Jl. Trunojoyo no. 07 Bojonegoro
(0353) 351700 , 081239956080
baznaskab.bojonegoro@baznas.go.id

Rapat Kerja BAZNAS Kabupaten Bojonegoro Tahun 2018

Amanah, Profesional & Akuntabel

RAPAT KERJA BAZNAS KABUPATEN BOJONEGORO TAHUN 2018

Badan Amil Zakat Nasional (Baznas) Kab. Bojonegoro melaksanakan rapat Kerja pada hari Sabtu (27/1/2018). Peserta Raker yang hadir terdiri dari unsur UPZ Dinas/Instansi/Forkopinda/BUMN/BUMD/Kecamatan se Kabupaten Bojonegoro. Dan dihadiri juga oleh Wakil Ketua Baznas Jawa Timur, Nur Hidayat. Pembukaan dilaksanakan di Ruang Pertemuan Partnership Room Lt IV PEMKAB Bojonegoro. Ketua Baznas Kab. Bojonegoro Drs. H. Hanafi, MM, menyampaikan maksud dan tujuan dilaksanakannya rapat kerja ini adalah untuk mensukseskan Badan Amil Zakat Nasional (Baznas) Kabupaten Bojonegoro, yang mentargetkan penyampaian pengumpulan zakat tahun 2018 sebanyak 2 M. Selanjutnya juga mengatakan, sejak keberadaan Baznas 2015 lalu, Baznas hanya melakukan kegiatan pengumulan & pendistribusian menjelang Ramadhan, bahkan saat itu zakat yang terkumpul hanya 115 juta. Tahun 2016 Baznas mulai aktif kegiatan pengumpulan & distribusi setiap bulan, pada tahun tersebut zakat yang terkumpul bertambah penerimaannya hingga 185 juta.
Seiring perjalanan, memasuki tahun 2017 tersebut ditambah dengan giat sosialisasi Baznas mulai mendapatkan kepercayaan dari masyarakat, terbukti dengan pencapaian pengumpulan pada Tahun 2017 yang mencapai 1 Milyar rupiah.

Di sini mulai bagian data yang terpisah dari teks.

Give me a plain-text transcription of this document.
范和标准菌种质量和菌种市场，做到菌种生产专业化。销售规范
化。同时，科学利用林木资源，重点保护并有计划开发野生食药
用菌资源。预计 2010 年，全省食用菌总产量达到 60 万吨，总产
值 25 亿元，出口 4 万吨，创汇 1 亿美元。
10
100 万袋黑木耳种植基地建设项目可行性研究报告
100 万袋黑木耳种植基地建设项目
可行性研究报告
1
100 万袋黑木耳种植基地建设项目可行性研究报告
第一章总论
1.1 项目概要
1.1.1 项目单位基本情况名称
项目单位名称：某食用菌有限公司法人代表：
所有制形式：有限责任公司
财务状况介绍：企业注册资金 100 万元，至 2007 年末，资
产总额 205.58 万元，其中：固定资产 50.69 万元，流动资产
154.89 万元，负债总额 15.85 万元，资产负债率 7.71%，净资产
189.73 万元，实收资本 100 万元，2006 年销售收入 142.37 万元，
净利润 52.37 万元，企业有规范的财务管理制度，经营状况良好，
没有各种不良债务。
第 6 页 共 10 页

Acara ini dibuka secara resmi oleh Bupati Bojonegoro, Dr. H. Suyoto, M.Si. Dalam sambutannya beliau menyampaikan terima kasih kepada seluruh UPZ (unit pengumpul zakat) Dinas/Instansi sekabupaten Bojonegoro yang telah ikut serta mempercayakan penyaluran zakatnya melalui Baznas Kabupaten Bojonegoro, Selanjutnya Bupati, Drs.H.Suyoto,M.Si mengatakan bahwa Baznas harus mengikuti perkembangan teknologi yang ada. Karena zaman sekarang sudah maju pesat perkembangannya, di mana semuanya sudah harus serba digital. Banyak masyarakat yang menggunakan facebook, instagram dan juga jejaring sosial yang lain untuk berjualan dan omset jualan. Sehingga Baznas perlu unuk mengikuti perkembangan zaman tersebut, agar nanti cakupan pengumpulan zakat bisa lebih cepat dan juga bisa lebih luas.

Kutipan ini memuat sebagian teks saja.